Già, perché come la chimica può essere insegnata a partire dalla cucina di casa, così un argomento apparentemente tanto lontano nel tempo e denso di erudizione come il mito classico può aprirsi alla esperienza del quotidiano, dandole – o cercando di darle – senso e prospettiva.
Ragionando sul significato e l’origine delle parole, ad esempio, (la serie di slides a corredo dell’incontro è iniziata con Homer Simpson che pronuncia il suo celebre “Mitico!”), dobbiamo sforzarci di rendere meno sordo e ossificato il linguaggio di tutti i giorni, facendo, per così dire, la spola tra la vita fuori dell’aula, che non va obliterata o accantonata, e la scholè, ovvero il momento ineludibile in cui cessano i rumori esterni e ci si concentra su una dimensione ‘disinteressata’ se si vuole, ‘inutile’, dello studio.
Nel caso del mito, il fuoco della ricerca non potrà che essere sulle ragioni dell’esistere, sul perché delle cose. Da questo punto di vista, il discorso mitologico ha l’indubbio vantaggio di comprendere in sé la dimensione fantastico-favolistica, oggi particolarmente vitale e diffusa tra i giovani (basti pensare ai videogiochi, ai fumetti, a tanta filmografia) e quella, ben più importante, di una prospettiva non dogmatica, aperta (potremmo dire, in termini filosofici, ‘non dialettica’), tramite la quale giungere alla consapevolezza che lo scopo del nostro indagare non è quello di chiudere il cerchio, di confezionare pacchettini di senso sciolti dal contesto, ma quello di accettare la molteplicità così com’è, senza mai pretendere di avere ricette risolutive e senza per questo rinunciare a interrogare e a interrogarsi.

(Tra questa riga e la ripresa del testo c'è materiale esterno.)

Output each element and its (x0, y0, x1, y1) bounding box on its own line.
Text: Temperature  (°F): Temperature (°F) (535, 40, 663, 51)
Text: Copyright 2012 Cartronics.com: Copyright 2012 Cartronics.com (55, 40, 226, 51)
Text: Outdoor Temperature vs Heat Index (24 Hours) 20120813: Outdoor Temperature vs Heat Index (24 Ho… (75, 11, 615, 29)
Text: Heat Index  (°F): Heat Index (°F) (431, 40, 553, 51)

In questa accezione, parlare del mito e ‘fare filosofia’ sono un tutt’uno. Mythos (discorso sui fondamenti) e Logos (ragionamento sui fondamenti) dovrebbero costituire una dimensione ineludibile dell’insegnare che, ribadiamolo, significa non già trasmettere soluzioni, ma imprimere segni, fornire indicazioni e strumenti, accendere piccoli fuochi.
La mera applicazione di un ulteriore francobollo disciplinare “filosofico” a un impianto curricolare rigido quale è quello della secondaria superiore italiana, compreso l’indirizzo tecnico-professionale, corre invece il serio rischio di rappresentare un ulteriore aggravio dei processi di apprendimento di contenuti complessi come quelli filosofici, senza che essi, come dovrebbero, riescano a fecondare il percorso scolastico nella sua interezza, contribuendo in modo decisivo a “emancipare” gli studenti rispetto alla loro condizione d’ingresso nella scuola.
Ha dunque perfettamente ragione Andrea Turchi quando dice, su questa stessa rivista, che è necessario un ripensamento radicale del modello di formazione dei docenti, ancora prevalentemente di tipo accademico-disciplinare, nonché «un profondo rinnovamento delle struttura della scuole: un minore dominio delle materie a fronte di una maggiore permeabilità (che va sicuramente organizzata dagli stessi docenti)”».